Information
- Funding type: Private school
- Established: 1906; 120 years ago
- Gender: Girls

= Jinmyeong Girls' High School =

Private girls high school located in Yangcheon-gu, Seoul, South Korea

Jinmyeong Girls' High School is a private girls high school located in Yangcheon-gu, Seoul, South Korea.

The school was originally established in 1906 with financial support from princess Consort Eom (Princess Sunheon) as part of king Gojong's national salvation movement through educational movement. It was called an "imperial school" for this reason. Jinmyeong's purpose was to provide modern, westernized education for girls.

Jinmyeong Girls' High School Second Symbol Badge, called baekseon (白線, meaning "white line")

In 1910, the Japanese army took over the school during the Japanese occupation of Korea. In 1919 a group of girls, some of whom were students at Jinmyeong started an independence movement against the Japanese occupiers.

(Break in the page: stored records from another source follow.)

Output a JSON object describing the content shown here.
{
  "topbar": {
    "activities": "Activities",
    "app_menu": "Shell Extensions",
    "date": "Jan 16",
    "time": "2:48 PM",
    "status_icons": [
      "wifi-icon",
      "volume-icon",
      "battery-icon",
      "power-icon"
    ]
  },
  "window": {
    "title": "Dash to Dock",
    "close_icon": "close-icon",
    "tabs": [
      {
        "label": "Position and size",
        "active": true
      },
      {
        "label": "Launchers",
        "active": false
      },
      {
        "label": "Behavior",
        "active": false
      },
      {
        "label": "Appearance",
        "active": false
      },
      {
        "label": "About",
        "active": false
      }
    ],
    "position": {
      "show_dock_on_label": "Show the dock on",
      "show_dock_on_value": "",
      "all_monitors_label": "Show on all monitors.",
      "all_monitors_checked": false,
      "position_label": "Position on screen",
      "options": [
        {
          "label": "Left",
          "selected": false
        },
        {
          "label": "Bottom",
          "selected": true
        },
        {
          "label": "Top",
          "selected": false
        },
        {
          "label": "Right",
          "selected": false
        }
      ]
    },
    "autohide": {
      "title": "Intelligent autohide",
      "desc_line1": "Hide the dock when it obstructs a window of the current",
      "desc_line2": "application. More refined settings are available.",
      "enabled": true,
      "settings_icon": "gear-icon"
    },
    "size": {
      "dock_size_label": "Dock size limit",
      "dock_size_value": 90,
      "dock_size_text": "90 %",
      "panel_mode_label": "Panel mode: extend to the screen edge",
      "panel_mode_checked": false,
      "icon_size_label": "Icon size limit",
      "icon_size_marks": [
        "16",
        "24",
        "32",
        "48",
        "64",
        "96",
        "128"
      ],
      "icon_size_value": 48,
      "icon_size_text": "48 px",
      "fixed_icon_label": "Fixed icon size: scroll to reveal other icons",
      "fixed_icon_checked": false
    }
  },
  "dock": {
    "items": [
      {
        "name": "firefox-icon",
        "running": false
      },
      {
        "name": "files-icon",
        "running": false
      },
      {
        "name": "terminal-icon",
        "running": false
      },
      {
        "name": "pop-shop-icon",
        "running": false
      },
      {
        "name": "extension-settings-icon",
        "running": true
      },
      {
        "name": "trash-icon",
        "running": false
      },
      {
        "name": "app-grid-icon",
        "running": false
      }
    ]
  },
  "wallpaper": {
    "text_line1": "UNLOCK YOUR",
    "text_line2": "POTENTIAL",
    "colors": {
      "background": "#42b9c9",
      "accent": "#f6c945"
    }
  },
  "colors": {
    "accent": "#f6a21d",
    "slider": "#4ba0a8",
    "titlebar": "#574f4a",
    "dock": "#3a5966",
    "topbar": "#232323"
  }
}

The school received criticism in 2022 for forcing students to write letters to soldiers, who sexualized the students.

==Notable alumni==
- Noh Cheonmyeong, poet attended in the 1920s
- Hwang Yun-suk, South Korea's first female judge
- Eunha, lead vocalist of K-pop girl group, GFriend
- Son Ho-yun, poet

==Notable faculty==
- Na Hye-sok feminist, poet, writer, painter, educator, and journalist graduated from the school in 2013 and later taught at the school.